Saturday, 7 June 2014

Next Year Is Likely To Be Memorable For The Wrong Reason....




Some elections are predictable (The Conservatives' triumph in 1983 and Labour's in 1997 are two cases in point), whereas others are unpredictable (The Conservatives' narrow victory in 1992, and the last election that produced the Con-Lib coalition are two cases in point). Next year's election in 2015 is more like the former than the latter - it seems likely that Labour will win the most seats (and I say that with a huge frown). The only thing in the balance is whether they obtain a majority or not.

 
The reason Labour will win is not much to do with any of their political qualities. In fact, I've argued before that this is perhaps the worst bunch of party politicians I've ever seen in this country - Ed Miliband, Ed Balls, Douglas Alexander, Tristam Hunt, Chuka Umunna, Caroline Flint, Sadiq Khan, Emily Thornberry and Margarat Curran, to name just some of the worst of the frontbenchers. Others like Yvette Cooper, Rachel Reeves, Vernon Coaker, Liz Kendall and Jon Cruddas aren't quite such insufferable characters, but by association they still carry around the same stench of counterfactual party politics.  
 
The only possible way the party could be worse right now is if Diane Abbott had won her leadership campaign in 2010. In fact, consigning Abbott to the backbenches is about the only credible thing this current bunch of leftist buffoons have done since their shadow cabinet inception.
 
Some may argue that the 1970s Labour party was worse than this bunch - but I don't tend to agree; they had more of an excuse back then in that the economic left was nowhere near as discredited as it is now.
 
If the worst bunch of party politicians I've ever seen can be succesful in obtaining enough seats for government, one ought to ask how on earth such a thing can happen. My perception of the political landscape is that the conditions that have led to Labour's imminent success are principally down to a three factors, and that's aside from the constituency border biases that favour Labour.  
 
Firstly, the Conservatives are far less popular than Labour with ethnic minority voters - and with the mass influx of immigration in the past 20 years, there are more Labour voters in that demographic (the cynic in me suggests that that's why Labour weren't too upset at underestimating the rate of immigration by a huge number).
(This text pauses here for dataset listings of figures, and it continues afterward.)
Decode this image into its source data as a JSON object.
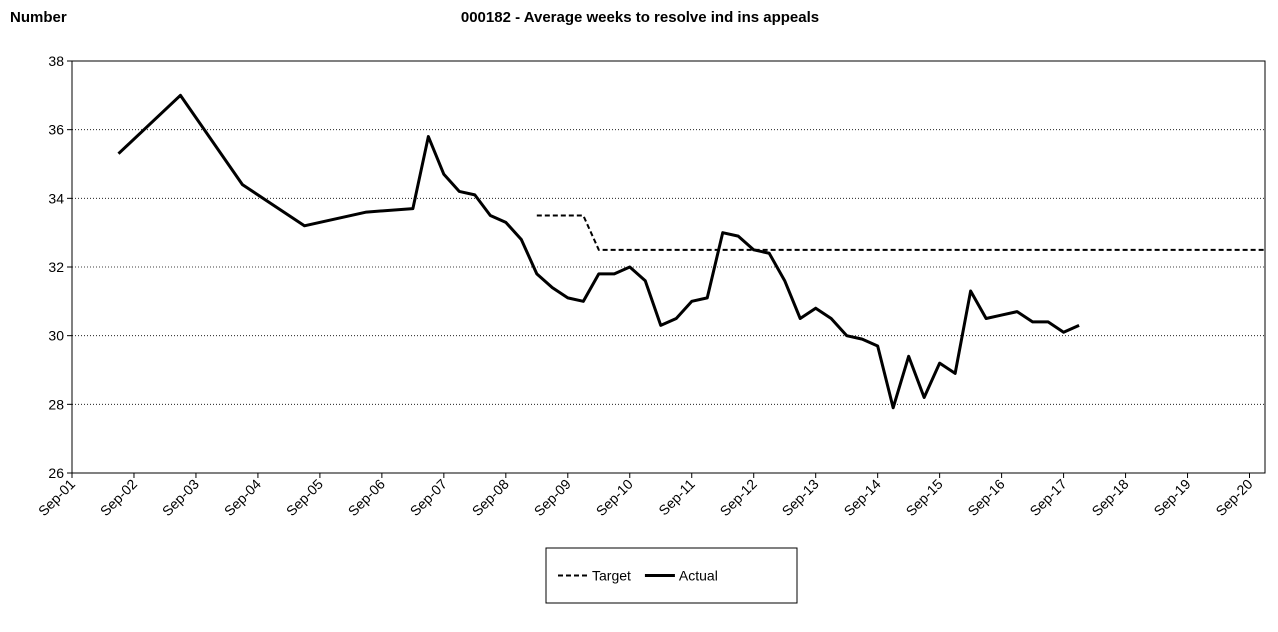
{
  "chart_data": {
    "type": "line",
    "title": "000182 - Average weeks to resolve ind ins appeals",
    "y_label": "Number",
    "xlim": [
      "Sep-01",
      "Dec-20"
    ],
    "xticks": [
      "Sep-01",
      "Sep-02",
      "Sep-03",
      "Sep-04",
      "Sep-05",
      "Sep-06",
      "Sep-07",
      "Sep-08",
      "Sep-09",
      "Sep-10",
      "Sep-11",
      "Sep-12",
      "Sep-13",
      "Sep-14",
      "Sep-15",
      "Sep-16",
      "Sep-17",
      "Sep-18",
      "Sep-19",
      "Sep-20"
    ],
    "ylim": [
      26,
      38
    ],
    "yticks": [
      26,
      28,
      30,
      32,
      34,
      36,
      38
    ],
    "grid": true,
    "legend": "bottom",
    "series": [
      {
        "name": "Target",
        "color": "#000000",
        "dash": true,
        "x": [
          "Mar-09",
          "Dec-09",
          "Mar-10",
          "Dec-20"
        ],
        "values": [
          33.5,
          33.5,
          32.5,
          32.5
        ]
      },
      {
        "name": "Actual",
        "color": "#000000",
        "dash": false,
        "x": [
          "Jun-02",
          "Jun-03",
          "Jun-04",
          "Jun-05",
          "Jun-06",
          "Mar-07",
          "Jun-07",
          "Sep-07",
          "Dec-07",
          "Mar-08",
          "Jun-08",
          "Sep-08",
          "Dec-08",
          "Mar-09",
          "Jun-09",
          "Sep-09",
          "Dec-09",
          "Mar-10",
          "Jun-10",
          "Sep-10",
          "Dec-10",
          "Mar-11",
          "Jun-11",
          "Sep-11",
          "Dec-11",
          "Mar-12",
          "Jun-12",
          "Sep-12",
          "Dec-12",
          "Mar-13",
          "Jun-13",
          "Sep-13",
          "Dec-13",
          "Mar-14",
          "Jun-14",
          "Sep-14",
          "Dec-14",
          "Mar-15",
          "Jun-15",
          "Sep-15",
          "Dec-15",
          "Mar-16",
          "Jun-16",
          "Sep-16",
          "Dec-16",
          "Mar-17",
          "Jun-17",
          "Sep-17",
          "Dec-17"
        ],
        "values": [
          35.3,
          37.0,
          34.4,
          33.2,
          33.6,
          33.7,
          35.8,
          34.7,
          34.2,
          34.1,
          33.5,
          33.3,
          32.8,
          31.8,
          31.4,
          31.1,
          31.0,
          31.8,
          31.8,
          32.0,
          31.6,
          30.3,
          30.5,
          31.0,
          31.1,
          33.0,
          32.9,
          32.5,
          32.4,
          31.6,
          30.5,
          30.8,
          30.5,
          30.0,
          29.9,
          29.7,
          27.9,
          29.4,
          28.2,
          29.2,
          28.9,
          31.3,
          30.5,
          30.6,
          30.7,
          30.4,
          30.4,
          30.1,
          30.3
        ]
      }
    ]
  }
}
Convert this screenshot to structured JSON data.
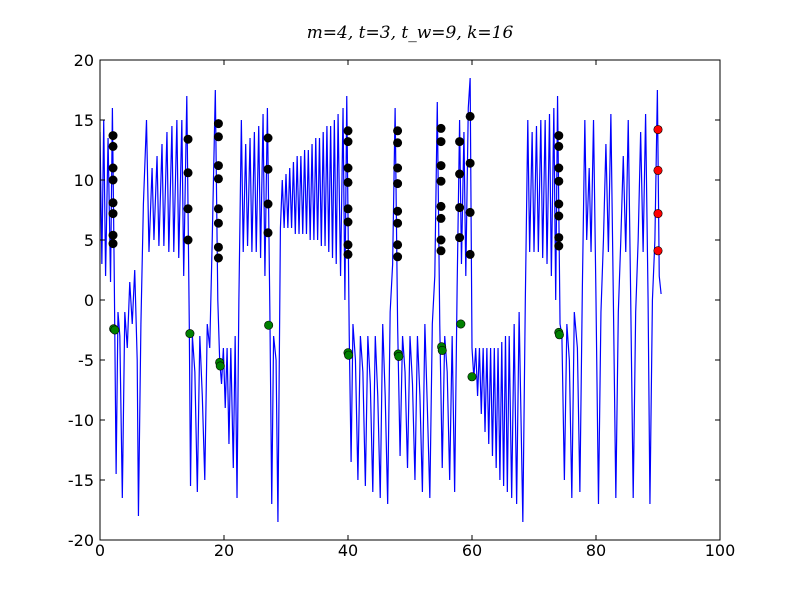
{
  "chart_data": {
    "type": "line",
    "title": "m=4, t=3, t_w=9, k=16",
    "xlim": [
      0,
      100
    ],
    "ylim": [
      -20,
      20
    ],
    "xticks": [
      0,
      20,
      40,
      60,
      80,
      100
    ],
    "yticks": [
      -20,
      -15,
      -10,
      -5,
      0,
      5,
      10,
      15,
      20
    ],
    "grid": false,
    "series": [
      {
        "type": "line",
        "color": "#0000ff",
        "x": [
          0,
          0.3,
          0.6,
          0.9,
          1.3,
          1.7,
          2.0,
          2.3,
          2.6,
          2.9,
          3.2,
          3.6,
          4.0,
          4.4,
          4.8,
          5.2,
          5.6,
          6.0,
          6.2,
          6.6,
          7.0,
          7.5,
          7.9,
          8.4,
          8.7,
          9.2,
          9.5,
          10.0,
          10.3,
          10.8,
          11.1,
          11.6,
          11.9,
          12.4,
          12.7,
          13.2,
          13.5,
          14.0,
          14.4,
          14.6,
          14.9,
          15.3,
          15.7,
          16.1,
          16.5,
          16.9,
          17.3,
          17.7,
          18.1,
          18.6,
          19.0,
          19.3,
          19.6,
          19.9,
          20.2,
          20.5,
          20.8,
          21.1,
          21.5,
          21.8,
          22.1,
          22.4,
          22.8,
          23.1,
          23.5,
          23.8,
          24.2,
          24.5,
          24.9,
          25.2,
          25.6,
          25.9,
          26.3,
          26.6,
          27.0,
          27.4,
          27.7,
          28.0,
          28.4,
          28.7,
          29.1,
          29.4,
          29.7,
          30.0,
          30.3,
          30.6,
          30.9,
          31.2,
          31.5,
          31.8,
          32.1,
          32.4,
          32.7,
          33.0,
          33.3,
          33.6,
          33.9,
          34.2,
          34.5,
          34.8,
          35.1,
          35.4,
          35.7,
          36.0,
          36.3,
          36.6,
          36.9,
          37.2,
          37.5,
          37.8,
          38.1,
          38.4,
          38.8,
          39.2,
          39.5,
          39.8,
          40.2,
          40.5,
          40.8,
          41.2,
          41.6,
          42.0,
          42.4,
          42.8,
          43.2,
          43.6,
          44.0,
          44.4,
          44.8,
          45.2,
          45.6,
          46.0,
          46.4,
          46.8,
          47.2,
          47.6,
          48.0,
          48.4,
          48.8,
          49.2,
          49.6,
          50.0,
          50.4,
          50.8,
          51.2,
          51.6,
          52.0,
          52.4,
          52.8,
          53.2,
          53.6,
          54.0,
          54.4,
          54.8,
          55.2,
          55.6,
          56.0,
          56.4,
          56.8,
          57.2,
          57.6,
          58.0,
          58.3,
          58.7,
          59.0,
          59.4,
          59.7,
          60.0,
          60.3,
          60.6,
          60.9,
          61.2,
          61.5,
          61.8,
          62.1,
          62.4,
          62.7,
          63.0,
          63.3,
          63.6,
          63.9,
          64.2,
          64.5,
          64.8,
          65.1,
          65.4,
          65.7,
          66.0,
          66.4,
          66.8,
          67.2,
          67.6,
          68.2,
          68.6,
          69.0,
          69.3,
          69.7,
          70.0,
          70.4,
          70.7,
          71.1,
          71.4,
          71.8,
          72.1,
          72.5,
          72.8,
          73.2,
          73.5,
          73.8,
          74.2,
          74.5,
          74.9,
          75.3,
          75.7,
          76.1,
          76.5,
          77.0,
          77.4,
          77.8,
          78.2,
          78.5,
          78.9,
          79.2,
          79.6,
          80.0,
          80.4,
          80.8,
          81.2,
          81.6,
          82.0,
          82.4,
          82.8,
          83.2,
          83.6,
          84.0,
          84.4,
          84.8,
          85.2,
          85.6,
          86.0,
          86.4,
          86.8,
          87.2,
          87.6,
          88.0,
          88.4,
          88.7,
          89.1,
          89.5,
          89.9,
          90.2,
          90.5
        ],
        "values": [
          14,
          3,
          15,
          2,
          13.5,
          1.5,
          16,
          2,
          -14.5,
          -1,
          -3,
          -16.5,
          -1,
          -4,
          1.5,
          -2,
          2.5,
          -5,
          -18,
          -2,
          8,
          15,
          4,
          11,
          5,
          12,
          4.5,
          13,
          4.5,
          14,
          4,
          14.5,
          4,
          15,
          3.5,
          15,
          2,
          17,
          -2,
          -15.5,
          -3,
          -6,
          -16,
          -3,
          -8,
          -15,
          -2,
          -4,
          5,
          17.5,
          0,
          -5,
          -7,
          -4,
          -9,
          -4,
          -12,
          -4,
          -14,
          -3,
          -16.5,
          0,
          15,
          4,
          13,
          4.5,
          13.5,
          4,
          14,
          4,
          14.5,
          3.5,
          15.5,
          2,
          16,
          -1,
          -17,
          -3,
          -5,
          -18.5,
          6,
          10,
          6,
          10.5,
          6,
          11,
          6,
          11.5,
          5.5,
          12,
          5.5,
          12,
          5.5,
          12.5,
          5.5,
          12.5,
          5,
          13,
          5,
          13.5,
          5,
          13.5,
          4.5,
          14,
          4.5,
          14.5,
          4,
          14.5,
          3.5,
          15,
          3,
          15.5,
          2,
          16,
          0,
          17,
          -3,
          -13.5,
          -2,
          -5,
          -15,
          -3,
          -6,
          -15.5,
          -3,
          -7,
          -16,
          -3,
          -8,
          -16.5,
          -2,
          -8,
          -17,
          -1,
          3,
          16,
          -2,
          -13,
          -3,
          -6,
          -14,
          -3,
          -7,
          -15,
          -3,
          -8,
          -16,
          -2,
          -9,
          -16.5,
          -2,
          2,
          16.5,
          -2,
          -14,
          -3,
          -6,
          -15,
          -3,
          -16,
          1,
          15,
          3,
          14,
          2,
          16,
          18.5,
          -4,
          -6.5,
          -4,
          -8,
          -4,
          -9.5,
          -4,
          -11,
          -4,
          -12,
          -4,
          -13,
          -4,
          -14,
          -4,
          -15,
          -3.5,
          -15.5,
          -3,
          -16,
          -3,
          -16.5,
          -2,
          -17,
          -1,
          -18.5,
          0,
          15,
          4,
          14,
          4,
          14.5,
          4,
          15,
          3.5,
          15,
          3,
          15.5,
          2,
          16,
          0,
          17,
          -2,
          -3,
          -15,
          -2,
          -5,
          -16.5,
          -1,
          -4,
          -16,
          1,
          15,
          5,
          11,
          4,
          15,
          0,
          -17,
          -1,
          5,
          13,
          4,
          15.5,
          0,
          -16.5,
          -1,
          5,
          12,
          4,
          15,
          0,
          -16.5,
          -1,
          5,
          14,
          4,
          15.5,
          0,
          -17,
          0,
          5,
          17.5,
          2,
          0.5
        ]
      },
      {
        "type": "scatter",
        "color": "#000000",
        "x": [
          2.1,
          2.1,
          2.1,
          2.1,
          2.1,
          2.1,
          2.1,
          2.1,
          14.2,
          14.2,
          14.2,
          14.2,
          19.1,
          19.1,
          19.1,
          19.1,
          19.1,
          19.1,
          19.1,
          19.1,
          27.1,
          27.1,
          27.1,
          27.1,
          40.0,
          40.0,
          40.0,
          40.0,
          40.0,
          40.0,
          40.0,
          40.0,
          48.0,
          48.0,
          48.0,
          48.0,
          48.0,
          48.0,
          48.0,
          48.0,
          55.0,
          55.0,
          55.0,
          55.0,
          55.0,
          55.0,
          55.0,
          55.0,
          58.0,
          58.0,
          58.0,
          58.0,
          59.7,
          59.7,
          59.7,
          59.7,
          74.0,
          74.0,
          74.0,
          74.0,
          74.0,
          74.0,
          74.0,
          74.0
        ],
        "values": [
          13.7,
          12.8,
          11.0,
          10.0,
          8.1,
          7.2,
          5.4,
          4.7,
          13.4,
          10.6,
          7.6,
          5.0,
          14.7,
          13.6,
          11.2,
          10.1,
          7.6,
          6.4,
          4.4,
          3.5,
          13.5,
          10.9,
          8.0,
          5.6,
          14.1,
          13.2,
          11.0,
          9.8,
          7.6,
          6.5,
          4.6,
          3.8,
          14.1,
          13.1,
          11.0,
          9.7,
          7.4,
          6.4,
          4.6,
          3.6,
          14.3,
          13.2,
          11.2,
          9.9,
          7.8,
          6.8,
          5.0,
          4.1,
          13.2,
          10.5,
          7.7,
          5.2,
          15.3,
          11.4,
          7.3,
          3.8,
          13.7,
          12.8,
          11.0,
          9.9,
          8.0,
          7.0,
          5.2,
          4.5
        ]
      },
      {
        "type": "scatter",
        "color": "#008000",
        "x": [
          2.2,
          2.4,
          14.5,
          19.3,
          19.4,
          27.2,
          40.0,
          40.1,
          48.1,
          48.2,
          55.1,
          55.2,
          58.2,
          60.0,
          74.0,
          74.1
        ],
        "values": [
          -2.4,
          -2.5,
          -2.8,
          -5.2,
          -5.5,
          -2.1,
          -4.4,
          -4.6,
          -4.5,
          -4.7,
          -3.9,
          -4.2,
          -2.0,
          -6.4,
          -2.7,
          -2.9
        ]
      },
      {
        "type": "scatter",
        "color": "#ff0000",
        "x": [
          90.0,
          90.0,
          90.0,
          90.0
        ],
        "values": [
          14.2,
          10.8,
          7.2,
          4.1
        ]
      }
    ]
  }
}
In 2001, one in ten voters were ethnic minority voters. By 2050, it is forecasted that ethnic minority voters will constitute one in five of the population. With many ethnic minority voters spreading into what used to be Tory safe seats, it is a change that the Conservatives are probably going to have trouble coping with.
 
Secondly, UKIP is attracting lots of Tories who are fed up with the way Cameron's party has leant so far to the left. For good or ill, issues such as immigration, the EU and same-sex marriage have divided the right, and UKIP's rhetoric is just the sort of music to which the far right Tories have pledged their allegiance. To put it bluntly, UKIP is the Conservative Party that many Tories used to vote for. Just as the slightly more right-leaning SDP handed Thatcher two substantive majorities in the eighties by splitting the left, the Tory defectors to UKIP look likely to hand victory to Ed Miliband's Labour Party in 2015.
 
Thirdly, and in the converse to the last observation, the Left are assembling a pretty unified body of opposition at the moment. Don't misunderstand, it's a ramshackle of half-truths and falsehoods, but it's a pretty unified ramshackle for those that have been duped by it. With the death of some of the hard left fringe groups, and with the disenchanted Liberal Democrats decamping to Labour, Ed Miliband's party has been reaping the benefits.
 
So not only will next year probably see in power the lowest standard of politicians in living memory - it will be yet another, but even more extreme example, of how you don't need to do well in politics, you only need to do less-bad than those in opposition to you, or in Labour's case, be a receptacle for other parties' disenchanted voters.